I don't know how I know, but I know.

"Avila was a truck driver arrested for plowing into a car holding two teenagers on their way to school. He was reported to be drunk at the time of the accident. The driver of the car, Declan Morris, sustained minor injuries, but the passenger, Mara Price, was killed instantly. Mara was 18. Avila was 47."

And now they know.

The reporter has moved on to the next story. We haven't.

The Filardis feel for me, except they don't know what I'm feeling.

They think that I'm sad that I was reminded of my killer. Or that I'm happy because the man's dead. Or maybe they think I'm worried because my dad is a cop, and he has access to a gun. And the holding cells.

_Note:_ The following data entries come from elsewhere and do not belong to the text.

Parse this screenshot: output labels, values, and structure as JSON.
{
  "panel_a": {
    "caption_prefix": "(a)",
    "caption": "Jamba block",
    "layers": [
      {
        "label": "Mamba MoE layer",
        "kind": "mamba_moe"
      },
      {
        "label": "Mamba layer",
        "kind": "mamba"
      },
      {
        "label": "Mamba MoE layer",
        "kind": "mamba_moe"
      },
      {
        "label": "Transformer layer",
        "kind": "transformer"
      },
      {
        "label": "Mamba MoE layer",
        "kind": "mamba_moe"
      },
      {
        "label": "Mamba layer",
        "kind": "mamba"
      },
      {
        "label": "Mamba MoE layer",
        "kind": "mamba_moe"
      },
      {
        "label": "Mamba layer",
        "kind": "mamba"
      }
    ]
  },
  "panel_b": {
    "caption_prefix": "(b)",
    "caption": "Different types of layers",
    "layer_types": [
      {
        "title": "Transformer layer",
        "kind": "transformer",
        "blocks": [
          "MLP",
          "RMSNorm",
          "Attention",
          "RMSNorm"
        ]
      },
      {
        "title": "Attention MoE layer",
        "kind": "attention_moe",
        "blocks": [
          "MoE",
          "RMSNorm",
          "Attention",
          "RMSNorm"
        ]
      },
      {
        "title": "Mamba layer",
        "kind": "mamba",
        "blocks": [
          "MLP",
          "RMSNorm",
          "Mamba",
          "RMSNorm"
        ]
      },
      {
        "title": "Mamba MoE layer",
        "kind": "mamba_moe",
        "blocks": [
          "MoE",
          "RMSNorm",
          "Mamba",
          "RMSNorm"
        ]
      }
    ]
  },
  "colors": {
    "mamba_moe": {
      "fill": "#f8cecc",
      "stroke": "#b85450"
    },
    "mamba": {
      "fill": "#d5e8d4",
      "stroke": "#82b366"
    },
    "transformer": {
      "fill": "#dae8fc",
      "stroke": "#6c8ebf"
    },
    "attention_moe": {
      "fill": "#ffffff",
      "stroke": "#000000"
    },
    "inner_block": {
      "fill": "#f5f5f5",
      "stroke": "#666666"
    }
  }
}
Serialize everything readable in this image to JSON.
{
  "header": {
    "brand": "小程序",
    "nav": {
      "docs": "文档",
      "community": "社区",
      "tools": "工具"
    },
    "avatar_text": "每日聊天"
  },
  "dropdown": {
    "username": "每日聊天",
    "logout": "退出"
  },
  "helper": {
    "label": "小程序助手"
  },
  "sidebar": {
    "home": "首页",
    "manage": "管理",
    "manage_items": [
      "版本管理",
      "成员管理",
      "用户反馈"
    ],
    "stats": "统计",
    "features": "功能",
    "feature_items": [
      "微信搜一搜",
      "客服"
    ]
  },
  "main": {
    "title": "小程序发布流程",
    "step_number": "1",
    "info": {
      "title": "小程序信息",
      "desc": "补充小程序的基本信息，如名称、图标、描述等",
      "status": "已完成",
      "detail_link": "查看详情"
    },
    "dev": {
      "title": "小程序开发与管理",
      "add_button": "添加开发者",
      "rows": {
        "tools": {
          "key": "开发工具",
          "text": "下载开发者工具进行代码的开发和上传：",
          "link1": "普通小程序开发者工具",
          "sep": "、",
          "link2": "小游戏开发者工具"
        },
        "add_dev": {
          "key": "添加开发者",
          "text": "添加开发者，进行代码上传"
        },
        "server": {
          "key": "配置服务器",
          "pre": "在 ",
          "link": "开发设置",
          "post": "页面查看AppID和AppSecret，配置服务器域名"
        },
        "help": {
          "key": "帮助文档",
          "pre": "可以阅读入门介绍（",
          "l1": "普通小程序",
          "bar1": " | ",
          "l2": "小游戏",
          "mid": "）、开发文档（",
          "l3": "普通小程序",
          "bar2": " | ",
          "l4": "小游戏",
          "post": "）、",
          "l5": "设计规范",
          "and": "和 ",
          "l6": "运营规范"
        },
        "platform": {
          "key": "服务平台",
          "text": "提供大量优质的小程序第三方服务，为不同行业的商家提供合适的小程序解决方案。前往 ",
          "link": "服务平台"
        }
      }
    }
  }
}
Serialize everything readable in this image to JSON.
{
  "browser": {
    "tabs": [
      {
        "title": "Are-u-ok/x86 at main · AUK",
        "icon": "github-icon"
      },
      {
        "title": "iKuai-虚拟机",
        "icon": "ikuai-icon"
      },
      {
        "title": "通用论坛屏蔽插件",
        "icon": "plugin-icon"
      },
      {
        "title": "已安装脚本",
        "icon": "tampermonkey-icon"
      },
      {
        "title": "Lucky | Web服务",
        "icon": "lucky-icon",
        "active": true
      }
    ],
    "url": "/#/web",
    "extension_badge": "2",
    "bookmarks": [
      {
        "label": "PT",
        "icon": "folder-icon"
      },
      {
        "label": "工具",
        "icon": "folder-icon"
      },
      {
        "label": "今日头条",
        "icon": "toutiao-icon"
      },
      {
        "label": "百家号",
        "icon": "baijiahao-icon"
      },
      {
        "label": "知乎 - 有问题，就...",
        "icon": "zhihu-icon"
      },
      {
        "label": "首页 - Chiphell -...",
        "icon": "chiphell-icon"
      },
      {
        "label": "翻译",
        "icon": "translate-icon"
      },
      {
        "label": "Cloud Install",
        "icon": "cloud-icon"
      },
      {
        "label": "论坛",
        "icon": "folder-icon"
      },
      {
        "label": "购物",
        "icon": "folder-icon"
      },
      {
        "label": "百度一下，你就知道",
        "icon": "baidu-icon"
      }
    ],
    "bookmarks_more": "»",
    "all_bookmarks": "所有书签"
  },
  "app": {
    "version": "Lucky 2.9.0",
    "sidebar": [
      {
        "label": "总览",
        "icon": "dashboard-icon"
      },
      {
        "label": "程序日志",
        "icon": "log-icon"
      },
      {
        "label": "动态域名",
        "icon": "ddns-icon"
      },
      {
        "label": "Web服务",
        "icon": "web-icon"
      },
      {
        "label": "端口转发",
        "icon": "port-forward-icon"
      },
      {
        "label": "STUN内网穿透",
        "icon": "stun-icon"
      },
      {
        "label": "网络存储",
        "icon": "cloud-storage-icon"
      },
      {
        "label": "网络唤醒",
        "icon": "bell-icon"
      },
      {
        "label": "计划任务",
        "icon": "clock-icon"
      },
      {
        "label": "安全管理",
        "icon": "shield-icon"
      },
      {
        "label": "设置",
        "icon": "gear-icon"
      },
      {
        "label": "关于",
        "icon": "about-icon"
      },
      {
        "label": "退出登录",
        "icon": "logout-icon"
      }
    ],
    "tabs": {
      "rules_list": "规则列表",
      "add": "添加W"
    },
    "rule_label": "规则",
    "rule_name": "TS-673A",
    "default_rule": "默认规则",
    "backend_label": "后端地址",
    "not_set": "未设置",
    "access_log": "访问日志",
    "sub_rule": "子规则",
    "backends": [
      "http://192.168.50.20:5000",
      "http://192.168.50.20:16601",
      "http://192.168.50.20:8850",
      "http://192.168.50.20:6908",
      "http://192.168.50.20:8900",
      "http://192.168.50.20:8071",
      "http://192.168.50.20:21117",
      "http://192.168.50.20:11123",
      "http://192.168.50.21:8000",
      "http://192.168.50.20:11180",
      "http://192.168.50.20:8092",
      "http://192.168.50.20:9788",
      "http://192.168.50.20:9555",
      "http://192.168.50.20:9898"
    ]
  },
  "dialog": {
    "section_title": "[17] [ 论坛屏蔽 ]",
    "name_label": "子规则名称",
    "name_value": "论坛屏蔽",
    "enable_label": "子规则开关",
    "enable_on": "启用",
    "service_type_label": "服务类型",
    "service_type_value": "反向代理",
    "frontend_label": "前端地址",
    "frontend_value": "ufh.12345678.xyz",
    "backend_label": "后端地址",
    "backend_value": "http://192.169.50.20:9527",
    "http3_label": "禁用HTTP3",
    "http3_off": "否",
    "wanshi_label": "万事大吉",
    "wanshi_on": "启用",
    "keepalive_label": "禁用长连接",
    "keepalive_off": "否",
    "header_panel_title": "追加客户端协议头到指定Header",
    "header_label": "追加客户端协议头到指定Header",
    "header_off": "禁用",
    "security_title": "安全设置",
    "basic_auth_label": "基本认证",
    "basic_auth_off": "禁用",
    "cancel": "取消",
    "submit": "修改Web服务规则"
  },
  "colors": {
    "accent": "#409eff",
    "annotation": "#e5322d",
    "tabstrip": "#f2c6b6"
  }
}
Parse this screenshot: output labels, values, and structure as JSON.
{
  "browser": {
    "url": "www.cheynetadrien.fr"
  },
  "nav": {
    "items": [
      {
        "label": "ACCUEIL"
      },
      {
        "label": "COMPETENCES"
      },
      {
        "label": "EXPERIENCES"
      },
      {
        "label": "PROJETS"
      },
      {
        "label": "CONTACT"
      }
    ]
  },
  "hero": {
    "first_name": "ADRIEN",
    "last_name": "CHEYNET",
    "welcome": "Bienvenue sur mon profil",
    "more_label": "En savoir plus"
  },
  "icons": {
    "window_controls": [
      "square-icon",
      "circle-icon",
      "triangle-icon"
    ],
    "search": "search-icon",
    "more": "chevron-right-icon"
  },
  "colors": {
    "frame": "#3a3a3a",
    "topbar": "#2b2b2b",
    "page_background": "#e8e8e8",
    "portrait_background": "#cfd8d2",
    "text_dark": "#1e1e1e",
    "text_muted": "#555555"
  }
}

But I feel none of these things.

If my father was going to kill Jorge Avila, he'd torture him first. He never liked drunk drivers to begin with, and the fact that one took his daughter probably didn't sit well with him. No, this was a professional hit. And professional hits were usually the sign of something much more sinister.

Suddenly I have a direction. A reason for being here. My death was more than simple tragedy, more than the end result of booze on the brain of the driver of a tractor-trailer.

Some serious shit went down. Now I'm going clean it up.